How Inconsistent Income Reporting Can Trigger an Audit


One of the most common audit triggers we see isn’t aggressive deductions or complex tax strategies—it’s income that doesn’t match across filings. Many business owners don’t realize how much information is shared between agencies, or how easily discrepancies can be flagged.


In several recent cases, business owners were referred to our firm after receiving audit notices tied to the same underlying issue: income reported in one place didn’t align with income reported somewhere else. Situations like these are more common than many people realize—and they often begin with simple reporting inconsistencies.


A Common Misconception: “The IRS and the State Don’t Communicate”

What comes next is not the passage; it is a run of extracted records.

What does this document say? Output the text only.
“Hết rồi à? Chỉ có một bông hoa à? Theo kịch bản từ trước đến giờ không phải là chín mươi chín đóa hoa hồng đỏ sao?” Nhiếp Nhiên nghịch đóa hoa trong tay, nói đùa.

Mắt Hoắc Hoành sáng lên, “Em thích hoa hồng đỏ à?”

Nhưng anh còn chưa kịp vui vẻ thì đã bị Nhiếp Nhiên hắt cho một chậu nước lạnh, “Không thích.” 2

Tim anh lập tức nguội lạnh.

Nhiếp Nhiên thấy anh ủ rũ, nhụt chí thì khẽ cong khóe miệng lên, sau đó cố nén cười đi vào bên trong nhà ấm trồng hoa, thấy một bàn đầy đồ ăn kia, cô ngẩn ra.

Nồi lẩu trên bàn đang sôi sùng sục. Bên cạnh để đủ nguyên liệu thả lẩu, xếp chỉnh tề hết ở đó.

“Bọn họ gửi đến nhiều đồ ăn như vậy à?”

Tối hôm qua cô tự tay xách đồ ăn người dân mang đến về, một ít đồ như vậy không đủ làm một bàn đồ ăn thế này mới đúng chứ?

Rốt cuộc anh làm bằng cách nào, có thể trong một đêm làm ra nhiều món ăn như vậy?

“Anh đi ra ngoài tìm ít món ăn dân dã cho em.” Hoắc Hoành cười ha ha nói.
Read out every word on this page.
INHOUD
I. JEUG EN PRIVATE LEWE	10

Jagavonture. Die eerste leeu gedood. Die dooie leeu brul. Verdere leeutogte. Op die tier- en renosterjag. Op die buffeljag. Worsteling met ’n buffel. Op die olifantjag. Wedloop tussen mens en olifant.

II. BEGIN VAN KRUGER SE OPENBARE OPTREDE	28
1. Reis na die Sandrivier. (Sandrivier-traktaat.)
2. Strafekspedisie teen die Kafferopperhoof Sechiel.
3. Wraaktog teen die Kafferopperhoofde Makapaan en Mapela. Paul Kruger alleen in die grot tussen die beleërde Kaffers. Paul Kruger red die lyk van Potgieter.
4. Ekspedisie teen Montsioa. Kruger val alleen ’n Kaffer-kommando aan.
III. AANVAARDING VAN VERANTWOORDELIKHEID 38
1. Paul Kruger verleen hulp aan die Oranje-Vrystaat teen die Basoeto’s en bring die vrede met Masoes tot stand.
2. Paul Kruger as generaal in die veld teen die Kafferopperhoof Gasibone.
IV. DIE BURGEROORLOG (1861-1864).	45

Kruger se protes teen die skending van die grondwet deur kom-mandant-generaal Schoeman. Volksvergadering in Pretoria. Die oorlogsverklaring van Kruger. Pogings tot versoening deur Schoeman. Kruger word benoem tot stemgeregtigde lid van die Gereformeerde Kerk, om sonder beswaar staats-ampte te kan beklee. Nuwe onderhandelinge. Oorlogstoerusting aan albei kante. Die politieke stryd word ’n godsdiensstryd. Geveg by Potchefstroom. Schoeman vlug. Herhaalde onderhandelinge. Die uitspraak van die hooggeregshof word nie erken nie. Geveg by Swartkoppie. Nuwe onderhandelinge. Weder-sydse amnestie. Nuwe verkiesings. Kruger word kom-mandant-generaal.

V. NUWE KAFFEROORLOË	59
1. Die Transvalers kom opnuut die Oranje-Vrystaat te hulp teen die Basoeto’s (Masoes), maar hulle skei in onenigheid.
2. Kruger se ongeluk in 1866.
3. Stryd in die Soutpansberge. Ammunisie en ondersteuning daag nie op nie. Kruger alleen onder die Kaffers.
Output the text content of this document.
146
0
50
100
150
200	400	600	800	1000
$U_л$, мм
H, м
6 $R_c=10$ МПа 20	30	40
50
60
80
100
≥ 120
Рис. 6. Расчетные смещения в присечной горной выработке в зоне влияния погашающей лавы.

One business came to us after receiving an IRS audit notice related to their business income. As we worked through the audit process, it became clear that the trigger wasn’t their federal tax return alone—it was their sales tax filings.

Here’s what happened:

  • The client filed sales tax returns with their state reporting gross sales

  • On their federal tax return, their reported gross business income was lower

  • The state shared sales data with the IRS

  • The IRS compared the two figures and flagged the discrepancy


The business owner was surprised to learn that state agencies and the IRS regularly share information. While many people assume these systems operate independently, the reality is that they are increasingly interconnected.


In this case, the IRS didn’t assume wrongdoing—but it did assume the numbers needed to be explained. That explanation then became the responsibility of the business owner during the audit process.


Another Audit Trigger: 1099 Income Not Matching Reported Sales

In another situation, a business owner was referred to our firm after receiving an audit notice related to 1099-NEC and 1099-MISC forms.

During the review, we discovered:

  • The business had received multiple 1099s from clients and platforms

  • The total income reported on those 1099s was higher than the gross income reported on the tax return

  • The IRS system automatically compared the two figures

Because not all of the 1099 forms had been provided to the original tax preparer, the tax return had been prepared using only the income the client believed was correct. Unfortunately, the IRS doesn’t rely on belief—it relies on data.


Why This Happens More Often Than You Think

Many business owners unintentionally create discrepancies because they:

  • Don’t provide sales tax reports to their accountant

  • Forget about smaller or unexpected 1099s

  • Assume income reported elsewhere doesn’t affect their tax return

  • Rely solely on bookkeeping reports without cross-checking external filings

If an accountant only uses the income figures provided without verifying them against other reported sources, discrepancies can easily go unnoticed until an agency flags them.


Our Approach: Proactive, Not Reactive

Situations like these are exactly why we take a proactive approach when working with clients.

When preparing tax returns, we don’t just focus on getting the forms filed—we consider how the IRS and state agencies will view the return. We utilize various resources that highlight common audit triggers, including:

  • Sales tax gross sales compared to reported business income

  • 1099 income matching what’s reported on the return

  • Inconsistencies between different filings tied to the same business

By applying this level of review during tax preparation, we aim to:

  • Ensure income is reported accurately and consistently

  • Reduce the likelihood of audit notices

  • Minimize liability and stress for our clients

This type of cross-check isn’t always part of standard tax preparation, but we believe it’s an essential part of protecting business owners.


The Takeaway: Accuracy Across the Board Matters

An audit isn’t always about doing something wrong. Often, it’s simply about numbers that don’t line up.

Providing all tax forms received—including:

  • Sales tax reports

  • 1099-NEC and 1099-MISC forms

  • Any other third-party income statements

allows your accountant to prepare a return that reflects the full financial picture and can stand up to scrutiny.


When income is consistent across filings, you dramatically reduce the risk of unwanted attention from the IRS.